Primary Care Choice: Team Leader or Single Player

The difficulty is the choice.

George Moore (1852-1933), The Bending of the Bough

Primary care physicians face a difficult choice:

• Be a leader of a team of physician assistants and nurse practitioners., and a salaried employee.

• Be a direct pay, concierge physician practicing on your own.

Why is this choice difficult?

Because the choices demand a different set of expectations and skills, neither of which is taught in medical school or residency.

• If you take the team route, you will expect the organization that hires you, generally a hospital, to do your marketing and the recruiting of your team for you.

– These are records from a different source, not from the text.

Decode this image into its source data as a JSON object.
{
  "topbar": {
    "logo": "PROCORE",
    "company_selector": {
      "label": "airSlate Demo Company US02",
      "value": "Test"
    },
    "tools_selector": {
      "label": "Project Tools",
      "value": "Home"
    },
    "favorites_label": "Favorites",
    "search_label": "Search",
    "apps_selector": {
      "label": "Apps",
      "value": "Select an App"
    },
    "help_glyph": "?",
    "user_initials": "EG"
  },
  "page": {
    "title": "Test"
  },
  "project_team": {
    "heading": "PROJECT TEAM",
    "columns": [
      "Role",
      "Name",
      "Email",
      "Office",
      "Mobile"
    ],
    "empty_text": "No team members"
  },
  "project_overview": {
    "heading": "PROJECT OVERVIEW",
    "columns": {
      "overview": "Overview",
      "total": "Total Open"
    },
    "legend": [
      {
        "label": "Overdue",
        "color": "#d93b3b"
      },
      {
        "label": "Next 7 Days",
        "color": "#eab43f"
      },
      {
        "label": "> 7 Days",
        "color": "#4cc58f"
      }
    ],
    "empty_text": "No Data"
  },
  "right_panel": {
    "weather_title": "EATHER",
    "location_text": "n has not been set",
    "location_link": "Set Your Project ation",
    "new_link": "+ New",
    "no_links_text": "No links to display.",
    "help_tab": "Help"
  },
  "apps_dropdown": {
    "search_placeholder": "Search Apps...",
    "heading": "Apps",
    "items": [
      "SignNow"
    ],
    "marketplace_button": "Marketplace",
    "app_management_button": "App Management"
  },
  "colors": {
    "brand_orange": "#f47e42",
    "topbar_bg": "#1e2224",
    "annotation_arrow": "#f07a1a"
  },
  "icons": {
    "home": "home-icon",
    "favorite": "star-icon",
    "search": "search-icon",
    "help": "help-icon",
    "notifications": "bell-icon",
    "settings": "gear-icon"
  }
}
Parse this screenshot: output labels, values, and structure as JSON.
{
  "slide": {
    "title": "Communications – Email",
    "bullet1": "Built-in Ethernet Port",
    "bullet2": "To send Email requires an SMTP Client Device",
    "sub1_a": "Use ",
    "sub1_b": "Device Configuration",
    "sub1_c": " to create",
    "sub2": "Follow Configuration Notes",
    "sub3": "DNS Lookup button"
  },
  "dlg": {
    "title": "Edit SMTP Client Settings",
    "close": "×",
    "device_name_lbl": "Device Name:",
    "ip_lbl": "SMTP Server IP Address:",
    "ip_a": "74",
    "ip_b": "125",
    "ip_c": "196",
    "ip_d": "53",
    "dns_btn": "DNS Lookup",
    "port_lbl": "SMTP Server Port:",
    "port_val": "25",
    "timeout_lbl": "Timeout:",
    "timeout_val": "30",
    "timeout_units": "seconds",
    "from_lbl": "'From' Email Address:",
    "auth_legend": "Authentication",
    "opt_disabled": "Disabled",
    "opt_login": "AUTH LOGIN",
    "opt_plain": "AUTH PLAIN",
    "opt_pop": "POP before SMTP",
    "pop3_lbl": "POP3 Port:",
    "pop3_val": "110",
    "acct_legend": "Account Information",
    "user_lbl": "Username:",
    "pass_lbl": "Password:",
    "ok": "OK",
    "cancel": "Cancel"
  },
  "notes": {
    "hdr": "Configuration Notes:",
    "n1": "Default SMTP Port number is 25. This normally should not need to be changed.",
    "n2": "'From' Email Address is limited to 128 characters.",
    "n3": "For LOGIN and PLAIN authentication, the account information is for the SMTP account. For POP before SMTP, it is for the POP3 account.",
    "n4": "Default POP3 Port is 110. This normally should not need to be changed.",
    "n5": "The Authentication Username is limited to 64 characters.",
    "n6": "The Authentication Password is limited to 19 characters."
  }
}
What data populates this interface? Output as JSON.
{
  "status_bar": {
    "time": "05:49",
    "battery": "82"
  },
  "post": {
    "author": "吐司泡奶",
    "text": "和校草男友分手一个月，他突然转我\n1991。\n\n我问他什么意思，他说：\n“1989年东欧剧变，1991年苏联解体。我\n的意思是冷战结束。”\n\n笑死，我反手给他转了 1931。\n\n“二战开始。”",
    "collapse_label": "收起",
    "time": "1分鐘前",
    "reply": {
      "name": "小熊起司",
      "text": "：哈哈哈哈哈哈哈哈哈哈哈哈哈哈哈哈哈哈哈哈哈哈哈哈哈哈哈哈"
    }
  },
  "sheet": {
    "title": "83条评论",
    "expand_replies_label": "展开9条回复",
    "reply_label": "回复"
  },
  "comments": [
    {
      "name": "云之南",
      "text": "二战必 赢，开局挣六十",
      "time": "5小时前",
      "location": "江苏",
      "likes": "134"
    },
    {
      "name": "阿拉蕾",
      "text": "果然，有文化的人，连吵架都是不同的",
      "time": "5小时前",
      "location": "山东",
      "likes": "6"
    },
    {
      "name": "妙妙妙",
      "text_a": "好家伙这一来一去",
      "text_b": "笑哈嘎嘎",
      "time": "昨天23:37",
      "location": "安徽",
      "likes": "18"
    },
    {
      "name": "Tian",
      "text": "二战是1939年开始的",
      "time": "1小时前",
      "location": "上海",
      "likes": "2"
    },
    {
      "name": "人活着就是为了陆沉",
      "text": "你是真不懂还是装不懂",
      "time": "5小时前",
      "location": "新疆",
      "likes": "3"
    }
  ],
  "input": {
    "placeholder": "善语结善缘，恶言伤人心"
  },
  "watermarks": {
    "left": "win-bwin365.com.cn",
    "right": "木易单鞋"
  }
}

This is a powerful incentive. The hospital has a recruiting and marketing staff and can advertise your presence on television and other media. Furthermore, you have guaranteed benefits and regular hours. You can lead a balanced life. You will have a built-in computer system. You will have to spend time meeting with your staff, training them, leading them. Your staff can handle routine matters, and you can devote your time to complex matters requiring clinical judgment , such as whether to refer to a specialist, who will probably be part of the hospital’s larger medical group. Your employer, the hospital, will take care of the marketing, business, and the insurance-related paperwork.But you may miss doing what you envisioned the role of a primary care physician to be - spending time with patients and making autonomous decisions on your own based on your solo clinical judgment.

• If this is not your cup of career tea, you may choose to become a direct pay/concierge/ retainer physician. Your decision carries risk of failure. You will have to do your own marketing to make your presence known in the community. For this task, you will have to develop marketing skills, which may involve setting up a website, using the Internet, speaking before community groups, informing local businesses about your practice, relating to the local media, or telling your patients to spread the word. On the other hand, you can devote most of your time to your patients, who will probably number 500 or 600 rather than 2000 or more in the usual practice. You can have a small staff, one or two rather the 5 or 6 in the traditional practice You can cut your overhead by 50% or more because you no longer have to deal with insurance companies or government Medicare and Medicaid bo-betweens. You no longer will have to deal with such business matters as accounts receivable. Patients will pay you by monthly or annual retainer or by cash-only. You can make your own clinical decisions. You can spend as much time as you want with patients. You can assure them you are available 24/7 by email or cell phone. You are your own person rather than an employee of a larger organization. Clinical decisions are strictly between you and your patient. Your time is your own, you can choose your patients, and they can choose you. You will not be overwhelmed and overloaded by those new crowds of Medicare, Medicaid, and health exchange patient generated by government programs.

It is a hard choice, and only the primary care physicians can make it, whether they are ready or not.